Spanish Parliament “supports” Rajoy using “all the measures allowed in the legal framework” to keep Spain’s unity

The Spanish Parliament has approved a motion that “supports” the Spanish Government using “all the measures that the legal framework allowed to keep the unity of Spain, as a nation of free and equal citizens only subject to the rule of Law”. The motion has been filed by the People’s Party (PP), which holds an absolute majority and runs the Spanish Government. Spain’s nationalist and populist party UPyD abstained, as well as the Spanish Socialist Party (PSOE), including the MPs from the Catalan Socialist Party (PSC). Article 8 of the Spanish Constitution, negotiated between democracy supporters and members of the Franco Dictatorship, reads: “the Armed Forces […] have the mission to guarantee Spain’s sovereignty and independence, defending its territorial integrity and the Constitutional order”.

Mariano Rajoy addressing the Spanish Parliament (by Álvaro Hurtado)
Mariano Rajoy addressing the Spanish Parliament (by Álvaro Hurtado) / ACN

ACN

February 27, 2014 08:56 PM

Barcelona (ACN).- The Spanish Parliament has approved a motion that “supports” the Spanish Government using “all the measures that the legal framework allowed to keep the unity of Spain, as a nation of free and equal citizens only subject to the rule of Law”. The motion has been filed by the People’s Party (PP), which holds an absolute majority and runs the Spanish Government. Spain’s nationalist and populist party UPyD abstained, as well as the Spanish Socialist Party (PSOE), including the MPs from the Catalan Socialist Party (PSC). The rest of parties have voted against it. Article 8 of the Spanish Constitution, negotiated between democracy supporters and members of the Franco Dictatorship, reads: “the Armed Forces […] have the mission to guarantee Spain’s sovereignty and independence, defending its territorial integrity and the Constitutional order”. The PP’s motion emphasised “the validity” of the current Constitution and stressed that “national sovereignty belongs to Spanish people as a whole”. The motion adds that “a part of the citizenry cannot decide on issues corresponding to the Spanish people as a whole”. This motion answers the Catalan Parliament’s formal petition to transfer the powers to organise referenda to the Catalan Government, using Article 150.2 of the Constitution. Furthermore, the Spanish Parliament has rejected all the motions presented by Catalan parties urging the Spanish Prime Minister Mariano Rajoy to make a move regarding Catalonia’s self-determination and abandon his frontal opposition attitude.

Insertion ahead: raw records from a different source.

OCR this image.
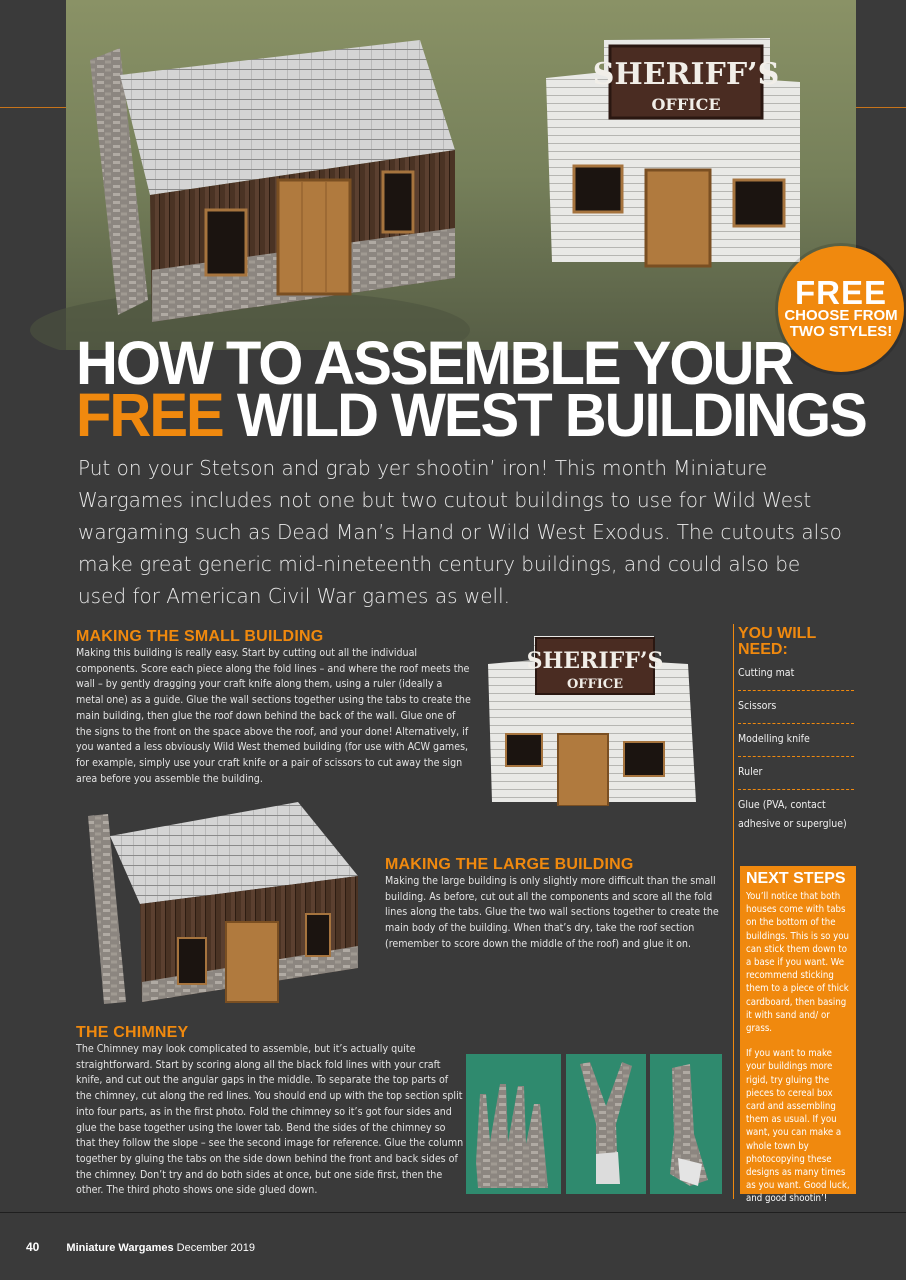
SHERIFF’S
OFFICE
FREE
CHOOSE FROM
TWO STYLES!
HOW TO ASSEMBLE YOUR
FREE WILD WEST BUILDINGS
Put on your Stetson and grab yer shootin’ iron! This month Miniature Wargames includes not one but two cutout buildings to use for Wild West wargaming such as Dead Man’s Hand or Wild West Exodus. The cutouts also make great generic mid-nineteenth century buildings, and could also be used for American Civil War games as well.
MAKING THE SMALL BUILDING
Making this building is really easy. Start by cutting out all the individual components. Score each piece along the fold lines – and where the roof meets the wall – by gently dragging your craft knife along them, using a ruler (ideally a metal one) as a guide. Glue the wall sections together using the tabs to create the main building, then glue the roof down behind the back of the wall. Glue one of the signs to the front on the space above the roof, and your done! Alternatively, if you wanted a less obviously Wild West themed building (for use with ACW games, for example, simply use your craft knife or a pair of scissors to cut away the sign area before you assemble the building.
SHERIFF’S
OFFICE
MAKING THE LARGE BUILDING
Making the large building is only slightly more difficult than the small building. As before, cut out all the components and score all the fold lines along the tabs. Glue the two wall sections together to create the main body of the building. When that’s dry, take the roof section (remember to score down the middle of the roof) and glue it on.
THE CHIMNEY
The Chimney may look complicated to assemble, but it’s actually quite straightforward. Start by scoring along all the black fold lines with your craft knife, and cut out the angular gaps in the middle. To separate the top parts of the chimney, cut along the red lines. You should end up with the top section split into four parts, as in the first photo. Fold the chimney so it’s got four sides and glue the base together using the lower tab. Bend the sides of the chimney so that they follow the slope – see the second image for reference. Glue the column together by gluing the tabs on the side down behind the front and back sides of the chimney. Don’t try and do both sides at once, but one side first, then the other. The third photo shows one side glued down.
YOU WILL
NEED:
Cutting mat
Scissors
Modelling knife
Ruler
Glue (PVA, contact adhesive or superglue)
NEXT STEPS
You’ll notice that both houses come with tabs on the bottom of the buildings. This is so you can stick them down to a base if you want. We recommend sticking them to a piece of thick cardboard, then basing it with sand and/ or grass.
If you want to make your buildings more rigid, try gluing the pieces to cereal box card and assembling them as usual. If you want, you can make a whole town by photocopying these designs as many times as you want. Good luck, and good shootin’!
40 Miniature Wargames December 2019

The Spanish Parliament “supports” the Spanish Government in “continuing to adopt, based on the principles of defending general interest, responsibility, stability and moderation, and in the exercise of its will to dialogue, all the measures that the legal framework allowed to keep the unity of Spain, as a nation of free and equal citizens only subject to the rule of Law”. The motion “takes into account the will to talk expressed by the Spanish Government within the Constitutional framework and with absolute respect to the current legislation, and its will to defend the democratic living-togetherness framework that has backed our country’s political and social progress”. The People’s Party motion “points out” that the rule of law does not allow “initiatives, plans and motions approved by any institutional level that go beyond the sovereignty and legality principles”.